Я повернулся к Массону, покрасневшему
от досады.
– Знаете, сударь, ступайте-ка вы
прочь! Я не могу доверять свои мозги такому тупоумному господину.
Математика, пожалуй, подождёт до возвращения господина
Бонапарта!
– Но я имею указание графа Салтыкова…
– начал было Массон, но я прервал его.
– Ступайте, если не хотите скандала. А
с начальством вашим я сам поговорю, в том числе и по поводу вашего
недостойного поведения!
Месье Шарль, надувшись, собрал свои
учебники и чертежи и с недовольным видом нас покинул.
– А ловко ты от него отделался! –
восхитился Костик. – Пойдем в же-де-пом резаться!
– Пойдём. Только надобно мне послать
за Суворовым – очень хочу его видеть!
***
Александр Васильевич был всё тот же,
только поседел окончательно, похудел, а морщины на лице
обозначились ещё резче. Явился он без парика, который, как любой
нормальный человек, люто ненавидел. Полностью разделяя его чувства
по этому поводу, я особо указал в записке парика для визита ко мне
не носить.
Победитель Измаила был невесел; лицо
его, всегда живое, покрыто было затаённою грустью, будто у
человека, страдающего ноющей зубной болью.
– Александр Васильевич, чрезвычайно
рад встрече.
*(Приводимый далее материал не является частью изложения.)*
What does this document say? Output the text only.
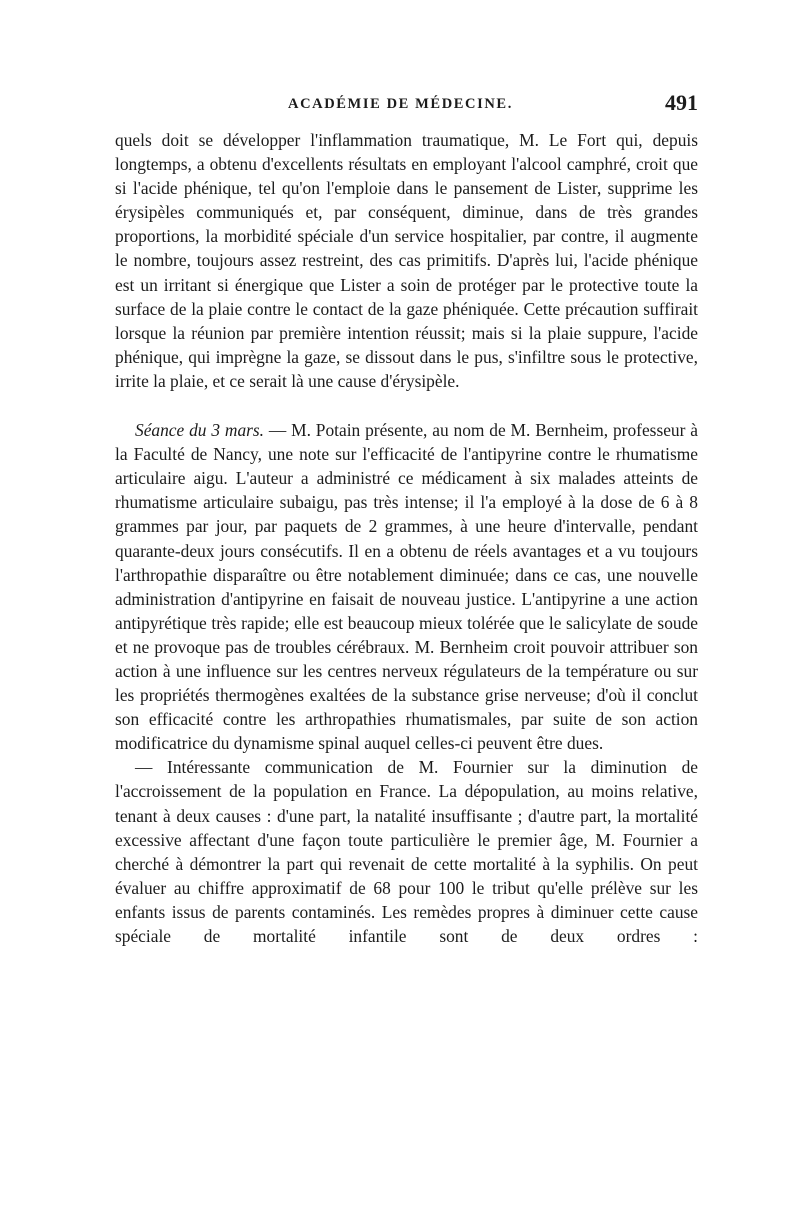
ACADÉMIE DE MÉDECINE.	491

quels doit se développer l'inflammation traumatique, M. Le Fort qui, depuis longtemps, a obtenu d'excellents résultats en employant l'alcool camphré, croit que si l'acide phénique, tel qu'on l'emploie dans le pansement de Lister, supprime les érysipèles communiqués et, par conséquent, diminue, dans de très grandes proportions, la morbidité spéciale d'un service hospitalier, par contre, il augmente le nombre, toujours assez restreint, des cas primitifs. D'après lui, l'acide phénique est un irritant si énergique que Lister a soin de protéger par le protective toute la surface de la plaie contre le contact de la gaze phéniquée. Cette précaution suffirait lorsque la réunion par première intention réussit; mais si la plaie suppure, l'acide phénique, qui imprègne la gaze, se dissout dans le pus, s'infiltre sous le protective, irrite la plaie, et ce serait là une cause d'érysipèle.

Séance du 3 mars. — M. Potain présente, au nom de M. Bernheim, professeur à la Faculté de Nancy, une note sur l'efficacité de l'antipyrine contre le rhumatisme articulaire aigu. L'auteur a administré ce médicament à six malades atteints de rhumatisme articulaire subaigu, pas très intense; il l'a employé à la dose de 6 à 8 grammes par jour, par paquets de 2 grammes, à une heure d'intervalle, pendant quarante-deux jours consécutifs. Il en a obtenu de réels avantages et a vu toujours l'arthropathie disparaître ou être notablement diminuée; dans ce cas, une nouvelle administration d'antipyrine en faisait de nouveau justice. L'antipyrine a une action antipyrétique très rapide; elle est beaucoup mieux tolérée que le salicylate de soude et ne provoque pas de troubles cérébraux. M. Bernheim croit pouvoir attribuer son action à une influence sur les centres nerveux régulateurs de la température ou sur les propriétés thermogènes exaltées de la substance grise nerveuse; d'où il conclut son efficacité contre les arthropathies rhumatismales, par suite de son action modificatrice du dynamisme spinal auquel celles-ci peuvent être dues.

— Intéressante communication de M. Fournier sur la diminution de l'accroissement de la population en France. La dépopulation, au moins relative, tenant à deux causes : d'une part, la natalité insuffisante ; d'autre part, la mortalité excessive affectant d'une façon toute particulière le premier âge, M. Fournier a cherché à démontrer la part qui revenait de cette mortalité à la syphilis. On peut évaluer au chiffre approximatif de 68 pour 100 le tribut qu'elle prélève sur les enfants issus de parents contaminés. Les remèdes propres à diminuer cette cause spéciale de mortalité infantile sont de deux ordres :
Как звать вас теперь? «Ваше сиятельство»?
– Зовите хоть горшком, Ваше
высочество, только в печь не отправляйте!
– Давайте тет-а-тет просто по
имени-отчеству, ну а на людях, как обычно, по этикету. Здоровы ли
вы?
– Спасибо, вполне!
– А Кутузов-то, что слышно,
поправляется?
– Кажется, да. Вот такая у Михайла
Илларионовича планида – получать тяжкие раны, но всё не
смертельные. Видно, судьба его к чему-то бережёт…
– Да и ваша звезда отнюдь не простая!
Успех ваш под Фокшанами на Рымнике долго будет примерами
полевого сражения, ну а взятие Измаила всегда будут помнить
как беспримерное. Вас наградили должным образом за сию викторию,
Александр Васильевич?
Облачко досады омрачило взгляд Суворова. Нет, не наградили его
как должно. Дали какой-то золотой блин; не этого жаждет тот, чьё
сердце живет битвой. Но по тусклому ответному взгляду полководца я
понял, – он не унизится до того, чтобы жаловаться.
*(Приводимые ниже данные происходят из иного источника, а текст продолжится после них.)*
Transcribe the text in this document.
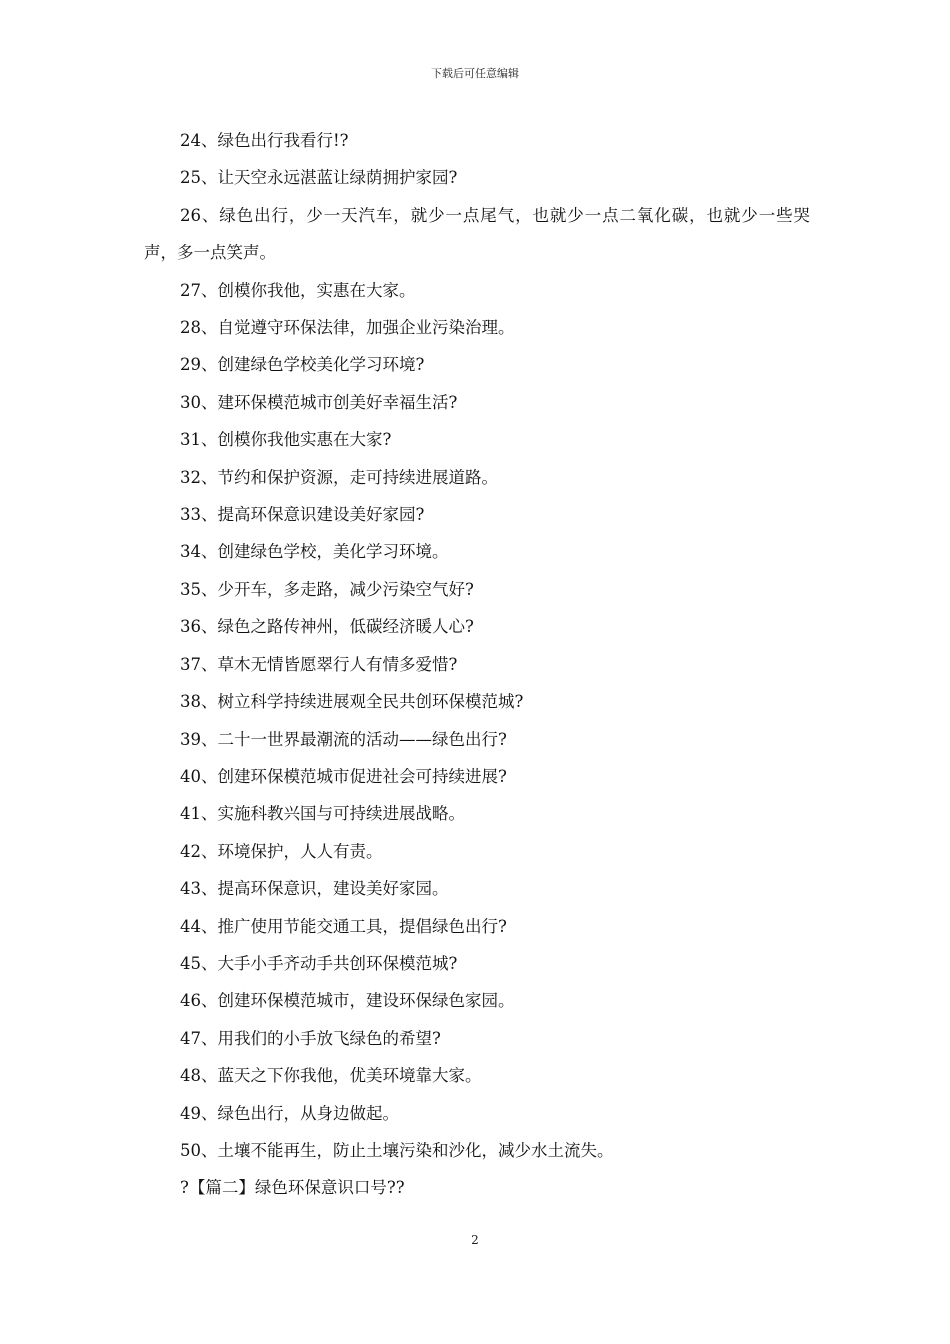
下载后可任意编辑

24、绿色出行我看行!?

25、让天空永远湛蓝让绿荫拥护家园?

26、绿色出行，少一天汽车，就少一点尾气，也就少一点二氧化碳，也就少一些哭声，多一点笑声。

27、创模你我他，实惠在大家。

28、自觉遵守环保法律，加强企业污染治理。

29、创建绿色学校美化学习环境?

30、建环保模范城市创美好幸福生活?

31、创模你我他实惠在大家?

32、节约和保护资源，走可持续进展道路。

33、提高环保意识建设美好家园?

34、创建绿色学校，美化学习环境。

35、少开车，多走路，减少污染空气好?

36、绿色之路传神州，低碳经济暖人心?

37、草木无情皆愿翠行人有情多爱惜?

38、树立科学持续进展观全民共创环保模范城?

39、二十一世界最潮流的活动——绿色出行?

40、创建环保模范城市促进社会可持续进展?

41、实施科教兴国与可持续进展战略。

42、环境保护，人人有责。

43、提高环保意识，建设美好家园。

44、推广使用节能交通工具，提倡绿色出行?

45、大手小手齐动手共创环保模范城?

46、创建环保模范城市，建设环保绿色家园。

47、用我们的小手放飞绿色的希望?

48、蓝天之下你我他，优美环境靠大家。

49、绿色出行，从身边做起。

50、土壤不能再生，防止土壤污染和沙化，减少水土流失。

?【篇二】绿色环保意识口号??

2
– В наградах Ея Величество щедры и к слугам своим
благорасположены. Я же монаршую волю не вправе обсуждать!
– Ах, Александр Васильевич! Мы оба же знаем, о чем идёт
речь!
За Измаил Суворов хотел чин фельдмаршала или генерал-адъютанта.
Но, в России, хотя местнические книги уж сто лет как сожжены, но
сама идея местничества вполне себе жива, цветёт и пахнет. По
выслуге лет фельдмаршалом первым должен быть назначен Салтыков –
тот самый, что начальствует над моими воспитателями, и, затем,
Репнин – неплохой полководец, хоть и не хватающий звезд с неба, а
потом уже Суворов. И императрица вынуждена была за такой,
несомненно исключительный подвиг, как Измаил – ведь взятие крепости
прямым штурмом, это, прямо скажем, вещь выдающаяся, – отделаться
ничего не значащей памятной медалью.